[Edited for grammar, spelling, and punctuation - Helmut]
As Rummy says, there are known knowns and there are known unknowns. There are unknown knowns too. But are there unknown unknowns? Yes! The unknown unknown is that which, like the squirrel running around the other side of the tree so that you can't see it, is beyond the perceptual. The unknown unknown is also that which, like the squirrel that isn't there and never existed, is the blind concept. But isn't it that a nonexistent thing, which is unknowable, is still a knowable nonexistent thing, like a unicorn? Can't I know about unicorns, but just not know them personally since they don't exist?
How do I explain, then, my thesis that there are unknown unknowns? From a subjectivist position, clearly. In my head, at least, there are lots of unknown unknowns. There are things that don't exist and I don't know them either. I've got lots of these. But how do I know they're there when I don't know them? Because they itch. I scratch my head and still can't get rid of the itch. I scratch under my arms and the itch doesn't go away. I raise one eyebrow to try nail down that itch and wash that itch right out of my head. None of this works.

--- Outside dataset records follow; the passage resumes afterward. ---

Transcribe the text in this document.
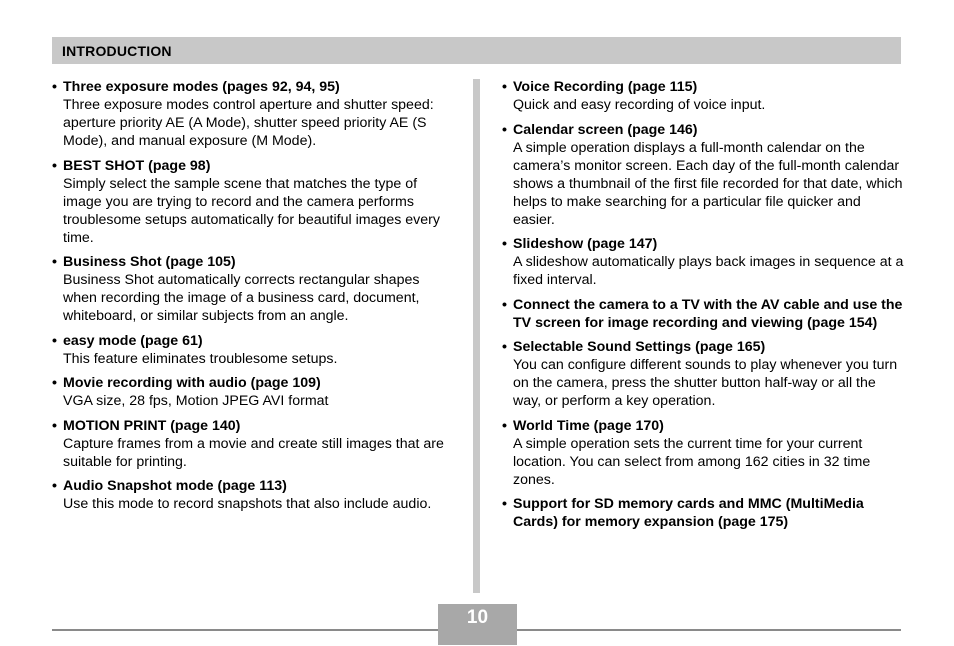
INTRODUCTION
• Three exposure modes (pages 92, 94, 95)
Three exposure modes control aperture and shutter speed: aperture priority AE (A Mode), shutter speed priority AE (S Mode), and manual exposure (M Mode).
• BEST SHOT (page 98)
Simply select the sample scene that matches the type of image you are trying to record and the camera performs troublesome setups automatically for beautiful images every time.
• Business Shot (page 105)
Business Shot automatically corrects rectangular shapes when recording the image of a business card, document, whiteboard, or similar subjects from an angle.
• easy mode (page 61)
This feature eliminates troublesome setups.
• Movie recording with audio (page 109)
VGA size, 28 fps, Motion JPEG AVI format
• MOTION PRINT (page 140)
Capture frames from a movie and create still images that are suitable for printing.
• Audio Snapshot mode (page 113)
Use this mode to record snapshots that also include audio.
• Voice Recording (page 115)
Quick and easy recording of voice input.
• Calendar screen (page 146)
A simple operation displays a full-month calendar on the camera’s monitor screen. Each day of the full-month calendar shows a thumbnail of the first file recorded for that date, which helps to make searching for a particular file quicker and easier.
• Slideshow (page 147)
A slideshow automatically plays back images in sequence at a fixed interval.
• Connect the camera to a TV with the AV cable and use the TV screen for image recording and viewing (page 154)
• Selectable Sound Settings (page 165)
You can configure different sounds to play whenever you turn on the camera, press the shutter button half-way or all the way, or perform a key operation.
• World Time (page 170)
A simple operation sets the current time for your current location. You can select from among 162 cities in 32 time zones.
• Support for SD memory cards and MMC (MultiMedia Cards) for memory expansion (page 175)
10
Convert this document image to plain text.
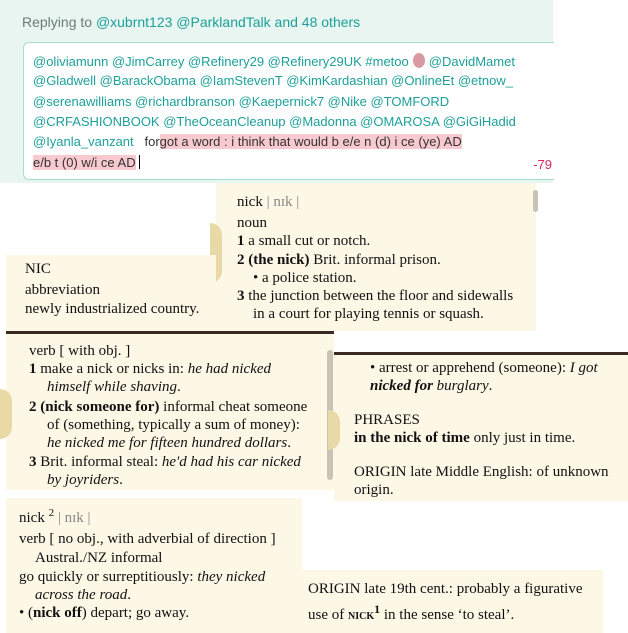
Replying to @xubrnt123 @ParklandTalk and 48 others
@oliviamunn @JimCarrey @Refinery29 @Refinery29UK #metoo @DavidMamet
@Gladwell @BarackObama @IamStevenT @KimKardashian @OnlineEt @etnow_
@serenawilliams @richardbranson @Kaepernick7 @Nike @TOMFORD
@CRFASHIONBOOK @TheOceanCleanup @Madonna @OMAROSA @GiGiHadid
@Iyanla_vanzant forgot a word : i think that would b e/e n (d) i ce (ye) AD
e/b t (0) w/i ce AD	-79
nick | nɪk |
noun
1 a small cut or notch.
2 (the nick) Brit. informal prison.
• a police station.
3 the junction between the floor and sidewalls
in a court for playing tennis or squash.
NIC
abbreviation
newly industrialized country.
verb [ with obj. ]
1 make a nick or nicks in: he had nicked
himself while shaving.
2 (nick someone for) informal cheat someone
of (something, typically a sum of money):
he nicked me for fifteen hundred dollars.
3 Brit. informal steal: he'd had his car nicked
by joyriders.
• arrest or apprehend (someone): I got
nicked for burglary.
PHRASES
in the nick of time only just in time.
ORIGIN late Middle English: of unknown
origin.
nick $^2$ | nɪk |
verb [ no obj., with adverbial of direction ]
Austral./NZ informal
go quickly or surreptitiously: they nicked
across the road.
• (nick off) depart; go away.
ORIGIN late 19th cent.: probably a figurative
use of nick$^1$ in the sense ‘to steal’.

The unknown unknown is only indirectly perceived inside my itchy head, where it hangs out in the dark corners - you know, those hollow spaces that Uncle Dick calls my "romper rooms." It is directly perceived when Karl or Scott or someone like that comes to me and says that the unknown thing is known - Karl calls these sessions "de-unknownings." Or is that the known thing is unknown? I can't keep these straight. My boys know this - a known known! - so they avoid explaining unknown unknowns to me. Unless they do; then it's a known unknown until they leave the room, when it becomes an unknown unknown again. A re-unknowning! I sometimes wonder if I'm still here when Karl leaves the room, or even when I cover my eyes with my hands. Can other people see me? Or am I an ununknown?

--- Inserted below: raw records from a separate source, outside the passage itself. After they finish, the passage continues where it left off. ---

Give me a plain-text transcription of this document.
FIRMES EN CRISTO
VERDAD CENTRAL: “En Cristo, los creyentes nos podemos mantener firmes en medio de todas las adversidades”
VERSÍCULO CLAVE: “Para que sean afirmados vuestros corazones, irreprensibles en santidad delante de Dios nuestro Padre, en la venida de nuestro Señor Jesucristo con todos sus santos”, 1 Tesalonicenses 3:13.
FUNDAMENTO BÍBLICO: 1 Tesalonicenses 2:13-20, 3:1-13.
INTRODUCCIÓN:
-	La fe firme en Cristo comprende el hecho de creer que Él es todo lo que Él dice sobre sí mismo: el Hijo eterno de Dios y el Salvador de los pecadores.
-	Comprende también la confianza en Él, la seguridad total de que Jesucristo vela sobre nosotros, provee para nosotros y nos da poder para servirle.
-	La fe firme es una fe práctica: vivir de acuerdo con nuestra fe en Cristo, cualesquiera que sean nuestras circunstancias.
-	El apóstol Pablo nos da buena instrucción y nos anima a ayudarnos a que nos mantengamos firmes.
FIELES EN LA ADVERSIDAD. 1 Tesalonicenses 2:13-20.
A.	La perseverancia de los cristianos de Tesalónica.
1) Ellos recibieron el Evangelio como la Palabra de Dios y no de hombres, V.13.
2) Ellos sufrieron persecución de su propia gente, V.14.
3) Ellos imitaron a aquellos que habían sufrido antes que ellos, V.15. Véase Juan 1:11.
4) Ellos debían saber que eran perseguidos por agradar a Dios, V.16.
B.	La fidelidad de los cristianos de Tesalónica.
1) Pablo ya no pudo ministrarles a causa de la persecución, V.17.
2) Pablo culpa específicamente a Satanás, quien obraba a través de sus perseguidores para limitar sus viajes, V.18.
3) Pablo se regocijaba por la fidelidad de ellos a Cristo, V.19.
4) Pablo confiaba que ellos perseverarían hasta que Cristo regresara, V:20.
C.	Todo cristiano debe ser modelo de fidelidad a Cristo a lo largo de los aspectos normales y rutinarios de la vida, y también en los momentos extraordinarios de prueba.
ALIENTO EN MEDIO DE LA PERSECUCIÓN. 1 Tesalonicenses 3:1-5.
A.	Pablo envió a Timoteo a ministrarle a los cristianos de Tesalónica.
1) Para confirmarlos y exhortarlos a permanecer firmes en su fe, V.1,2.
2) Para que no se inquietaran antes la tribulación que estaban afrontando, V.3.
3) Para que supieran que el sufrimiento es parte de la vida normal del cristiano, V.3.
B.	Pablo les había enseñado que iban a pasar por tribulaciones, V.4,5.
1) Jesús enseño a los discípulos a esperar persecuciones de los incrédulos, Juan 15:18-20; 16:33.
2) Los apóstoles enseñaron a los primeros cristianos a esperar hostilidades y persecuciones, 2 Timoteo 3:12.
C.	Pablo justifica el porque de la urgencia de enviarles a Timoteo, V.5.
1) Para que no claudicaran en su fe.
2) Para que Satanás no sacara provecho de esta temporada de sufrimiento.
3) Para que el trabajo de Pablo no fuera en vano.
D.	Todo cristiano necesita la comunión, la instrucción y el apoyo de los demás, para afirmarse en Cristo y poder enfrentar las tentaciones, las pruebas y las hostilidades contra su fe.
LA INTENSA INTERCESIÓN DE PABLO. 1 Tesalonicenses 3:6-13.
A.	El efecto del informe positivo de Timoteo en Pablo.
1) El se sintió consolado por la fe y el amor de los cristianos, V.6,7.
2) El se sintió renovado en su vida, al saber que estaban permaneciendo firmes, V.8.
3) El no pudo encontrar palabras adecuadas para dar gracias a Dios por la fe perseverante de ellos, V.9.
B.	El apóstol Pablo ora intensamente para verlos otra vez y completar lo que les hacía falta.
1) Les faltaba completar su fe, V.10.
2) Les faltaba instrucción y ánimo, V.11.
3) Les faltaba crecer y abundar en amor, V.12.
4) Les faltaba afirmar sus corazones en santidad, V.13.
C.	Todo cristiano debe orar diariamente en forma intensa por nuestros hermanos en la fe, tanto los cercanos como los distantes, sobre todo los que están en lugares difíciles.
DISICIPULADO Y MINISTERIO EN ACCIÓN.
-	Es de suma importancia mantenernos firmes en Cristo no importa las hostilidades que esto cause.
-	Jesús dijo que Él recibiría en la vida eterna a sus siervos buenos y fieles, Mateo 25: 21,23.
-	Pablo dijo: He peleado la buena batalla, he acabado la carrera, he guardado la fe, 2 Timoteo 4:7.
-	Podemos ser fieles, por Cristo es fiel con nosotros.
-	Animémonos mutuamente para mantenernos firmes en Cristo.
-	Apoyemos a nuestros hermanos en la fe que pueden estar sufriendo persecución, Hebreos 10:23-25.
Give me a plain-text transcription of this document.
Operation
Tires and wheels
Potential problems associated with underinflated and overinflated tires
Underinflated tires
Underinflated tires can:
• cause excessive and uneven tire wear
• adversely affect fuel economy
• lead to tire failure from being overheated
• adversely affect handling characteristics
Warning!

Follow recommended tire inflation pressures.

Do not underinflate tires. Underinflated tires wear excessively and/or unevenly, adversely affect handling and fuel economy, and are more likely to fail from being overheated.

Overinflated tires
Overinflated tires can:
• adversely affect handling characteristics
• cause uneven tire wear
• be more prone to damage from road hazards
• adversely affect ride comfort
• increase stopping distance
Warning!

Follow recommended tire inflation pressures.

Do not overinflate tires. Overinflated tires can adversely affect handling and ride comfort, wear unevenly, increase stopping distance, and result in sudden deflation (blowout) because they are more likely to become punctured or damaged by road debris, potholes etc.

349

Anywho, I'll defend these unknown unknowns all the way because I'm a man of principle and honesty. That is, unless everybody gets angry. Then I'll say that I never defended them since they're unknown unknowns. And who can know an unknown unknown unless you get the itches like me? This is why I'm such a good president: I'm full of the unknown unknowns, and that's just like my favorite philosopher, Jesus, but without the known part.